Integrate GitHub repositories with Azure Pipelines
Integrating GitHub repositories with Azure Pipelines combines the collaborative features of GitHub with the robust CI/CD capabilities of Azure Pipelines. This integration allows teams to use GitHub for source control while leveraging Azure Pipelines for automated builds, testing, and deployments.
Planning your integration
GitHub and Azure Pipelines are separate services with independent user management and permission models. Consider these key aspects when planning your integration:
Naming conventions
Establish consistent naming patterns between GitHub repositories and Azure Pipelines to improve organization and clarity:
Azure DevOps organization: Create an Azure DevOps organization with the same name as your GitHub organization. For example:
- GitHub organization:
contoso - Azure DevOps organization:
https://dev.azure.com/contoso
Project naming: Create Azure DevOps Projects that match your GitHub repository names. For example:
- GitHub repository:
contoso/webapp - Azure DevOps project:
https://dev.azure.com/contoso/webapp
Pipeline naming: Use descriptive names that reference both the GitHub organization and repository, such as contoso.webapp.ci or contoso.webapp.deploy.
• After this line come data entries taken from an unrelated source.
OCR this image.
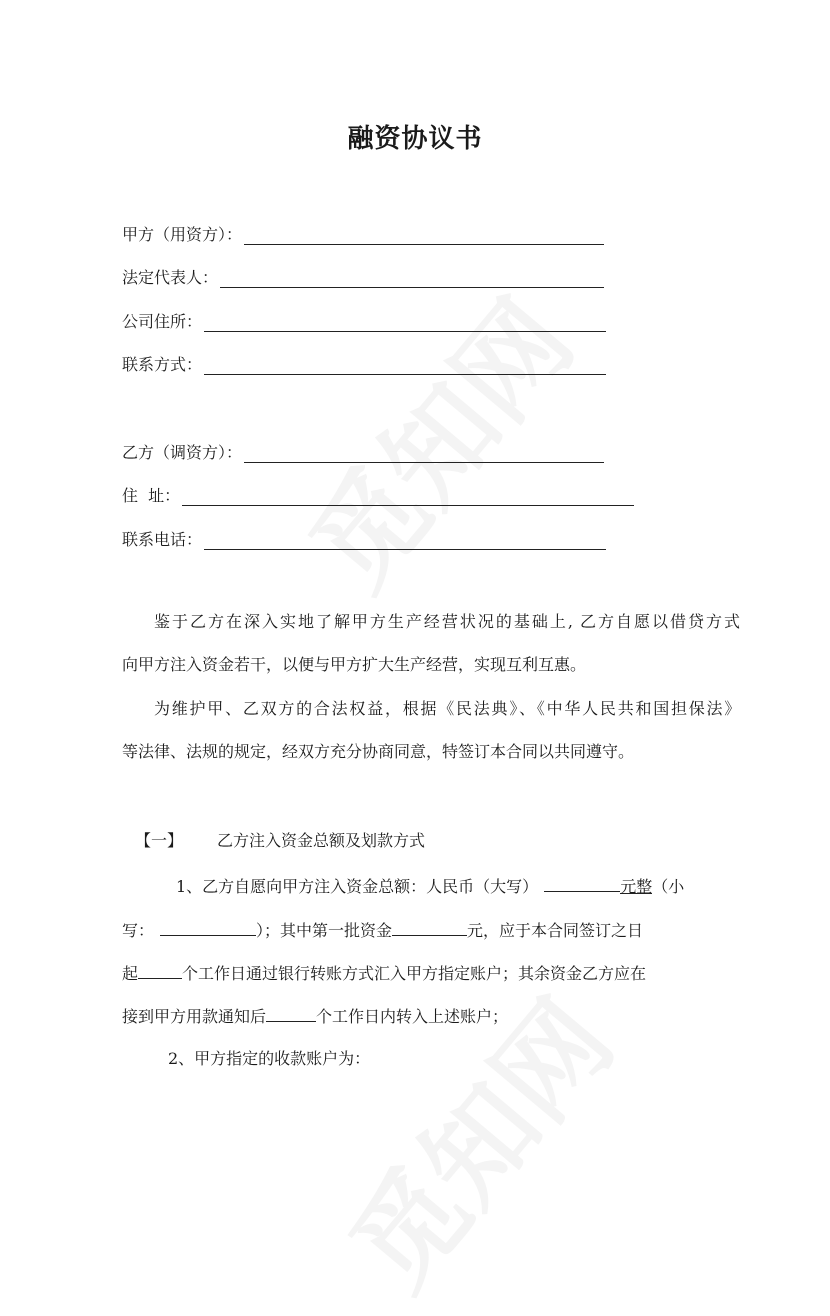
融资协议书
甲方（用资方）：
法定代表人：
公司住所：
联系方式：
乙方（调资方）：
住  址：
联系电话：
鉴于乙方在深入实地了解甲方生产经营状况的基础上, 乙方自愿以借贷方式
向甲方注入资金若干，以便与甲方扩大生产经营，实现互利互惠。
为维护甲、乙双方的合法权益，根据《民法典》、《中华人民共和国担保法》
等法律、法规的规定，经双方充分协商同意，特签订本合同以共同遵守。
【一】 乙方注入资金总额及划款方式
1、乙方自愿向甲方注入资金总额：人民币（大写）	元整（小
写：	）；其中第一批资金	元，应于本合同签订之日
起	个工作日通过银行转账方式汇入甲方指定账户；其余资金乙方应在
接到甲方用款通知后	个工作日内转入上述账户；
2、甲方指定的收款账户为：
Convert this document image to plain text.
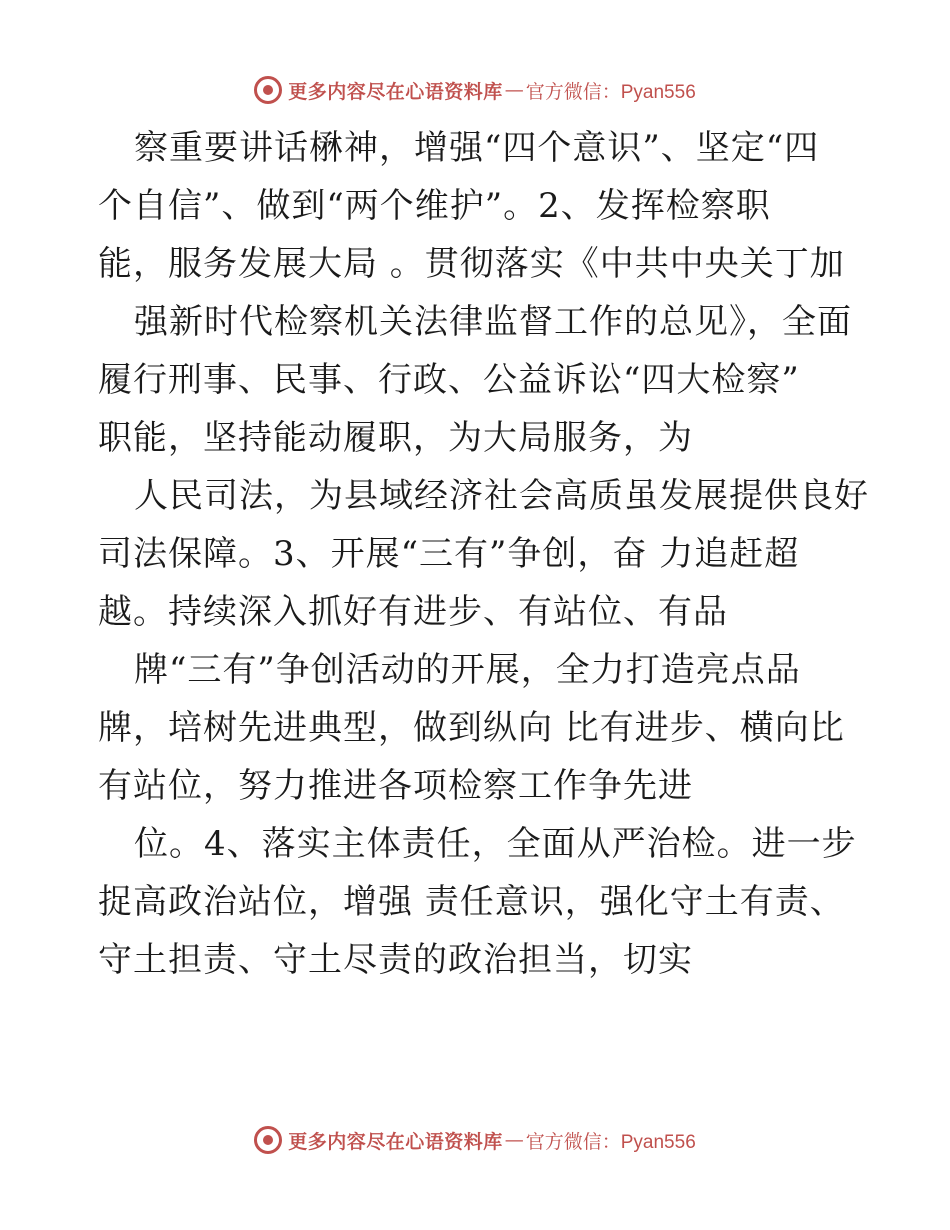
更多内容尽在心语资料库 — 官方微信：Pyan556
察重要讲话楙神，增强“四个意识”、坚定“四
个自信”、做到“两个维护”。2、发挥检察职
能，服务发展大局 。贯彻落实《中共中央关丁加
强新时代检察机关法律监督工作的总见》，全面
履行刑事、民事、行政、公益诉讼“四大检察”
职能，坚持能动履职，为大局服务，为
人民司法，为县域经济社会高质虽发展提供良好
司法保障。3、开展“三有”争创，奋 力追赶超
越。持续深入抓好有进步、有站位、有品
牌“三有”争创活动的开展，全力打造亮点品
牌，培树先进典型，做到纵向 比有进步、横向比
有站位，努力推进各项检察工作争先进
位。4、落实主体责任，全面从严治检。进一步
捉高政治站位，增强 责任意识，强化守土有责、
守土担责、守土尽责的政治担当，切实
更多内容尽在心语资料库 — 官方微信：Pyan556
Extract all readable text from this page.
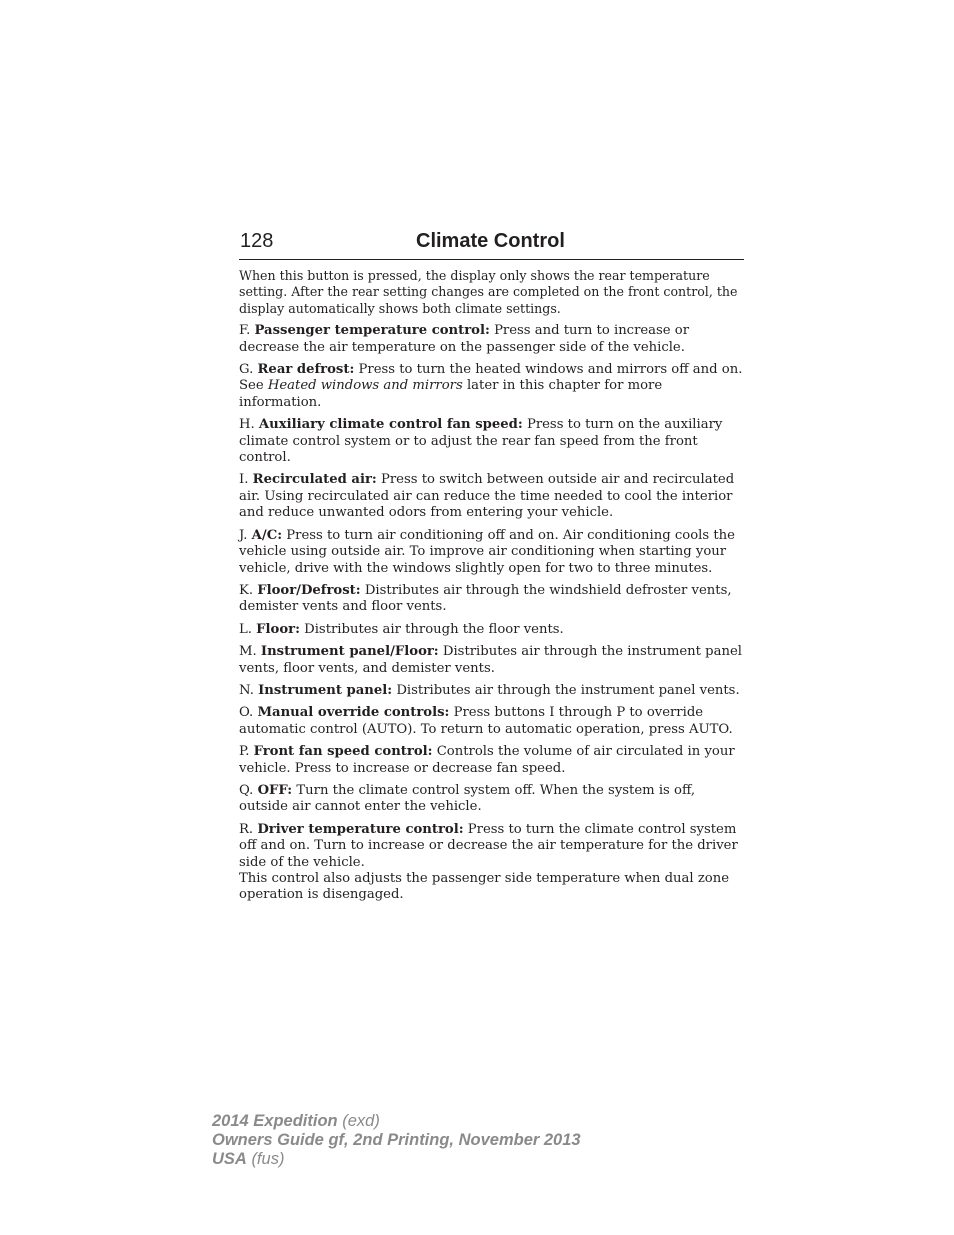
128	Climate Control

When this button is pressed, the display only shows the rear temperature setting. After the rear setting changes are completed on the front control, the display automatically shows both climate settings.

F. Passenger temperature control: Press and turn to increase or decrease the air temperature on the passenger side of the vehicle.

G. Rear defrost: Press to turn the heated windows and mirrors off and on. See Heated windows and mirrors later in this chapter for more information.

H. Auxiliary climate control fan speed: Press to turn on the auxiliary climate control system or to adjust the rear fan speed from the front control.

I. Recirculated air: Press to switch between outside air and recirculated air. Using recirculated air can reduce the time needed to cool the interior and reduce unwanted odors from entering your vehicle.

J. A/C: Press to turn air conditioning off and on. Air conditioning cools the vehicle using outside air. To improve air conditioning when starting your vehicle, drive with the windows slightly open for two to three minutes.

K. Floor/Defrost: Distributes air through the windshield defroster vents, demister vents and floor vents.

L. Floor: Distributes air through the floor vents.

M. Instrument panel/Floor: Distributes air through the instrument panel vents, floor vents, and demister vents.

N. Instrument panel: Distributes air through the instrument panel vents.

O. Manual override controls: Press buttons I through P to override automatic control (AUTO). To return to automatic operation, press AUTO.

P. Front fan speed control: Controls the volume of air circulated in your vehicle. Press to increase or decrease fan speed.

Q. OFF: Turn the climate control system off. When the system is off, outside air cannot enter the vehicle.

R. Driver temperature control: Press to turn the climate control system off and on. Turn to increase or decrease the air temperature for the driver side of the vehicle.

This control also adjusts the passenger side temperature when dual zone operation is disengaged.

2014 Expedition (exd)
Owners Guide gf, 2nd Printing, November 2013
USA (fus)
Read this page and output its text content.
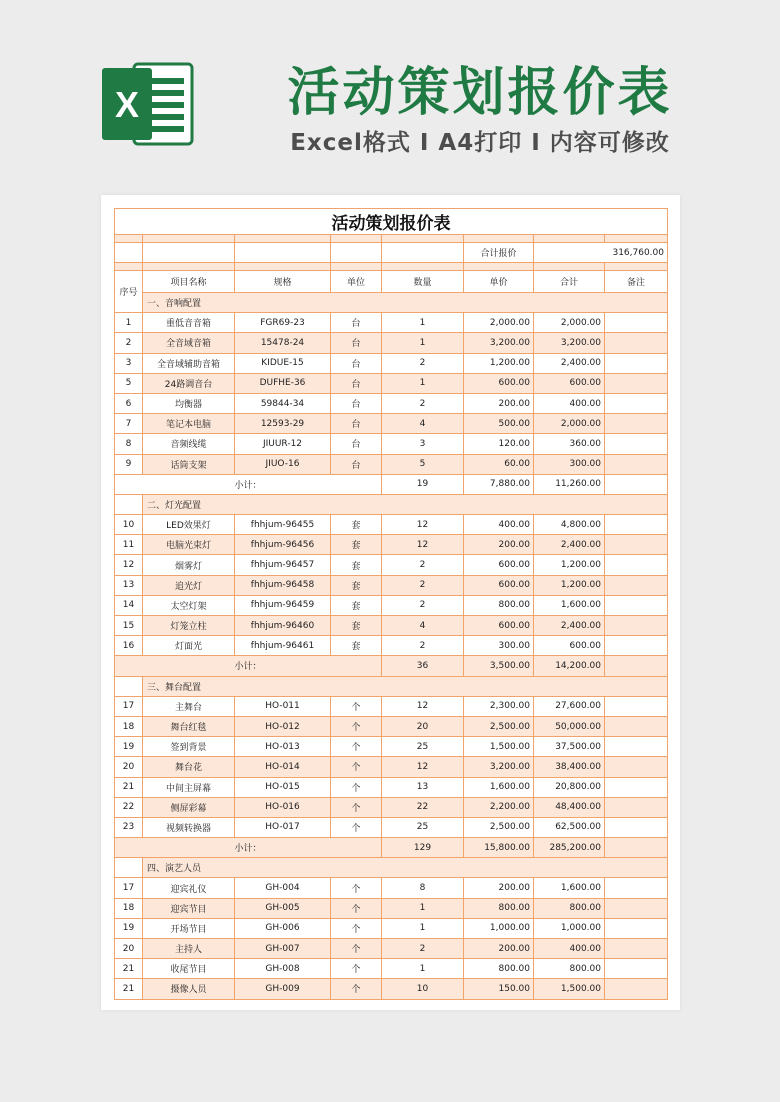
X	活动策划报价表
Excel格式 I A4打印 I 内容可修改
活动策划报价表							

					合计报价	316,760.00	

序号	项目名称	规格	单位	数量	单价	合计	备注
	一、音响配置						
1	重低音音箱	FGR69-23	台	1	2,000.00	2,000.00	
2	全音域音箱	15478-24	台	1	3,200.00	3,200.00	
3	全音域辅助音箱	KIDUE-15	台	2	1,200.00	2,400.00	
5	24路调音台	DUFHE-36	台	1	600.00	600.00	
6	均衡器	59844-34	台	2	200.00	400.00	
7	笔记本电脑	12593-29	台	4	500.00	2,000.00	
8	音频线缆	JIUUR-12	台	3	120.00	360.00	
9	话筒支架	JIUO-16	台	5	60.00	300.00	
小计：				19	7,880.00	11,260.00	
	二、灯光配置						
10	LED效果灯	fhhjum-96455	套	12	400.00	4,800.00	
11	电脑光束灯	fhhjum-96456	套	12	200.00	2,400.00	
12	烟雾灯	fhhjum-96457	套	2	600.00	1,200.00	
13	追光灯	fhhjum-96458	套	2	600.00	1,200.00	
14	太空灯架	fhhjum-96459	套	2	800.00	1,600.00	
15	灯笼立柱	fhhjum-96460	套	4	600.00	2,400.00	
16	灯面光	fhhjum-96461	套	2	300.00	600.00	
小计：				36	3,500.00	14,200.00	
	三、舞台配置						
17	主舞台	HO-011	个	12	2,300.00	27,600.00	
18	舞台红毯	HO-012	个	20	2,500.00	50,000.00	
19	签到背景	HO-013	个	25	1,500.00	37,500.00	
20	舞台花	HO-014	个	12	3,200.00	38,400.00	
21	中间主屏幕	HO-015	个	13	1,600.00	20,800.00	
22	侧屏彩幕	HO-016	个	22	2,200.00	48,400.00	
23	视频转换器	HO-017	个	25	2,500.00	62,500.00	
小计：				129	15,800.00	285,200.00	
	四、演艺人员						
17	迎宾礼仪	GH-004	个	8	200.00	1,600.00	
18	迎宾节目	GH-005	个	1	800.00	800.00	
19	开场节目	GH-006	个	1	1,000.00	1,000.00	
20	主持人	GH-007	个	2	200.00	400.00	
21	收尾节目	GH-008	个	1	800.00	800.00	
21	摄像人员	GH-009	个	10	150.00	1,500.00	
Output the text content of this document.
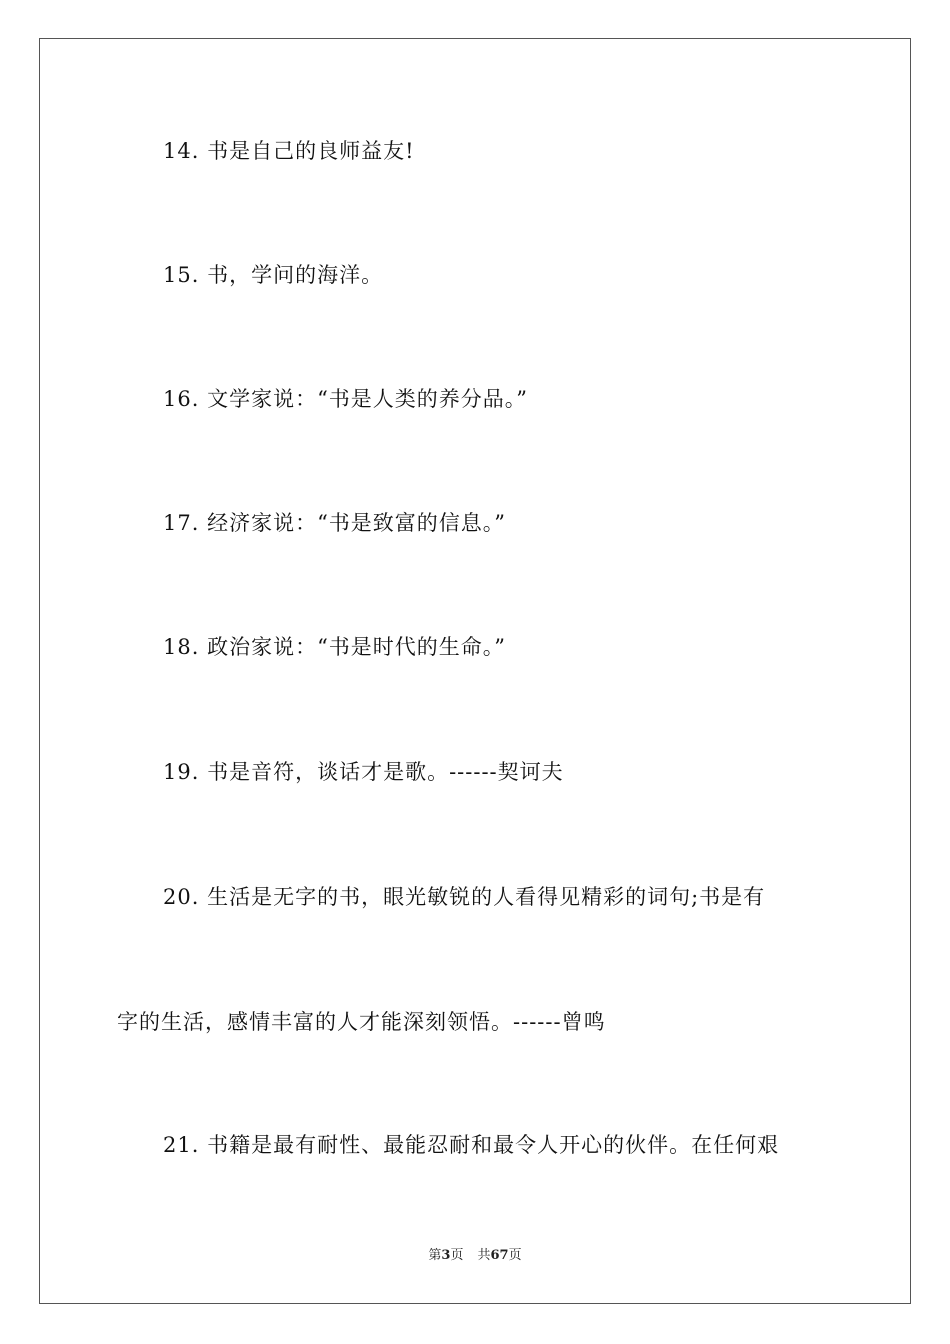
14. 书是自己的良师益友!
15. 书，学问的海洋。
16. 文学家说：“书是人类的养分品。”
17. 经济家说：“书是致富的信息。”
18. 政治家说：“书是时代的生命。”
19. 书是音符，谈话才是歌。------契诃夫
20. 生活是无字的书，眼光敏锐的人看得见精彩的词句;书是有
字的生活，感情丰富的人才能深刻领悟。------曾鸣
21. 书籍是最有耐性、最能忍耐和最令人开心的伙伴。在任何艰
第3页 共67页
While this alignment isn't mandatory, it helps teams understand the relationship between repositories and their associated pipelines.
User management
GitHub users don't automatically have access to Azure Pipelines, and Azure Pipelines doesn't recognize GitHub identities by default. This separation means Azure Pipelines can't automatically send notifications to GitHub users about build or deployment events.
To enable proper user notifications:
- Add GitHub users to your Azure DevOps organization
- Configure their permissions to match their GitHub repository access levels
- Set up notification rules to inform users about pipeline events
This approach ensures team members receive appropriate notifications about builds, deployments, and other pipeline activities.
Authentication methods
Azure Pipelines needs access to your GitHub repositories to trigger builds and fetch code. Choose from these authentication methods:
GitHub App authentication (Recommended):
- Uses Azure Pipelines identity instead of personal accounts
- Supports GitHub Checks for displaying build, test, and coverage results
- More secure and doesn't depend on individual user accounts
OAuth authentication:
- Suitable for personal GitHub accounts
- GitHub status updates appear under your personal identity
- Easy to set up for individual developers
Personal Access Token (PAT):
- Offers granular permission control
- Uses your personal GitHub identity
- Requires regular maintenance due to expiration and potential revocation
Implementation steps
Setting up GitHub App authentication:
- Install the Azure Pipelines GitHub App in your GitHub organization
- Grant access to all repositories or specific ones (requires organization owner or repository admin rights)
- New pipelines automatically use this authentication method
Configuring OAuth authentication:
- During pipeline creation, select "Choose a different connection"
- Select "Authorize" to sign into GitHub with OAuth
- The OAuth connection is saved for reuse in additional pipelines
Using Personal Access Tokens:
- Generate a PAT in GitHub settings with these permissions:
repo,admin:repo_hook,read:user,user:email - Create a GitHub service connection in Azure DevOps project settings
- Reference the service connection when creating pipelines
Pipeline configuration
When creating your pipeline:
- Select your target GitHub repository
- Choose a YAML file from the repository (the repository containing the YAML file becomes the "self" repository)
- Configure additional repositories if needed
Important
When multiple Azure DevOps organizations access the same GitHub repository, only the first pipeline can use automatic triggers. Additional pipelines require manual or scheduled triggers.